Now we have a number stack, and we should link and pop the same element pairs from top to bottom. Each time, you can just link the top element with one same-value element. After pop them from stack, all left elements will fall down. Although the game seems to be interesting, it's really naive indeed.

To prove I am a wisdom among my friend, I add an additional rule to the game: for each top element, it can just link with the same-value element whose distance is less than 6 with it.
Before the game, I want to check whether I have a solution to pop all elements in the stack.

Input

There are multiple test cases.
The first line is an integer N indicating the number of elements in the stack initially. (1 <= N <= 1000)
The next line contains N integer ai indicating the elements from bottom to top. (0 <= ai <= 2,000,000,000)

Output

For each test case, output “1” if I can pop all elements; otherwise output “0”.

Sample Input

2
1 1
3
1 1 1
2
1000000 1

Sample Output

1
0
0

Sponsor

 

題意：現在我們有了一個數字堆棧，我們應該從上到下鏈接並彈出相同的元素對。每次，您都可以將頂部元素與一個相同值的元素鏈接起來。將它們從堆棧中取出後，所有剩下的元素都會掉落。而且，每次可以選擇和棧頂一樣的數字，並且和棧頂距離小於6，然後同時消去他們，問能不能把所有的數消去。
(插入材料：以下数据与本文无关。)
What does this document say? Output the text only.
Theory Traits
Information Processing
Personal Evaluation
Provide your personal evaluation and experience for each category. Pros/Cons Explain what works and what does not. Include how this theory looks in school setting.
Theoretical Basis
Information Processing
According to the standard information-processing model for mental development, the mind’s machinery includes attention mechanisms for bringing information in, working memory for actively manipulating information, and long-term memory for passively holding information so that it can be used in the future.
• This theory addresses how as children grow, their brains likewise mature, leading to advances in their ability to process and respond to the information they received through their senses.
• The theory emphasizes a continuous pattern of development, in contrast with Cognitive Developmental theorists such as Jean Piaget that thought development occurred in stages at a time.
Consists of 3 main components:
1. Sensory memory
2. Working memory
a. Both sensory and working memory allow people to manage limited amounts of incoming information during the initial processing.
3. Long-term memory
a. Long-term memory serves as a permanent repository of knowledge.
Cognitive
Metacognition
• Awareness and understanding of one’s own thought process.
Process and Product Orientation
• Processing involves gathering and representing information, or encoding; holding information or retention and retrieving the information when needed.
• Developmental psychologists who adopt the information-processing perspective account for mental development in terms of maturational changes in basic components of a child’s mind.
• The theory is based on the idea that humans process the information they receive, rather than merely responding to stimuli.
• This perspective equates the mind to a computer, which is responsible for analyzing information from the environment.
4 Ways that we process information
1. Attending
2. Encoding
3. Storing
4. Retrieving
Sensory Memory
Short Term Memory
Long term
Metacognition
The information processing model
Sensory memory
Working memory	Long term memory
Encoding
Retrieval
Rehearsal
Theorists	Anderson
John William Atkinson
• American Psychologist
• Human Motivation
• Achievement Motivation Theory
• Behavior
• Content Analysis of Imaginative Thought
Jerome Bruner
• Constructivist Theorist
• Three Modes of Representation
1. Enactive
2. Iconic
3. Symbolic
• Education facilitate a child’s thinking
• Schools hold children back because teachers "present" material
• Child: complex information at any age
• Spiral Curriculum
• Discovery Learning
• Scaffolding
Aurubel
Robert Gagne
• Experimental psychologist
思路：這道題的話，一個數字最遠能消去和他相距9的數，因爲中間4個可以被他上面的消去。因爲還要判斷棧頂有沒有被消去，所以10位dp。dp[i][j]表示第i個棧頂狀態爲j能否存在，用1表示某位被消去。那麼直接狀壓DP，假如被消去了則dp[i + 1][j >> 1] = 1。

AC代碼：

#include <bits/stdc++.h>
typedef long long ll;
const int maxx=1010;
const int inf=0x3f3f3f3f;
using namespace std;
int dp[maxx][1<<10];
int a[maxx];
int main()
{
    int n;
    while(~scanf("%d",&n))
    {
        for(int i=n; i>=1; i--)
            scanf("%d",&a[i]);
        if(n&1)
            printf("0\n");
        else
        {
            int b;
            memset(dp,0,sizeof(dp));
            dp[1][0]=1;
            for(int i=1; i<=n; i++)
            {
                b=min(10,n-i+1);
                for(int j=0; j<(1<<b); j++)
                {
                    if(dp[i][j]==0)
                        continue;
                    if(j&1)
                        dp[i+1][j>>1]=1;
                    else
                    {
                        int ans=0;
                        for(int k=1; k<b; k++)
                        {
                            if(!((1<<k)&j))
                            {
                                ans++;
                                if(ans<6 && a[i]==a[i+k])
                                {
                                    int cnt=j|(1<<k);
                                    dp[i+1][cnt>>1]=1;
                                }
                            }
                        }
                    }
                }
            }
            printf("%d\n",dp[n][1]);
        }
    }
    return 0;
}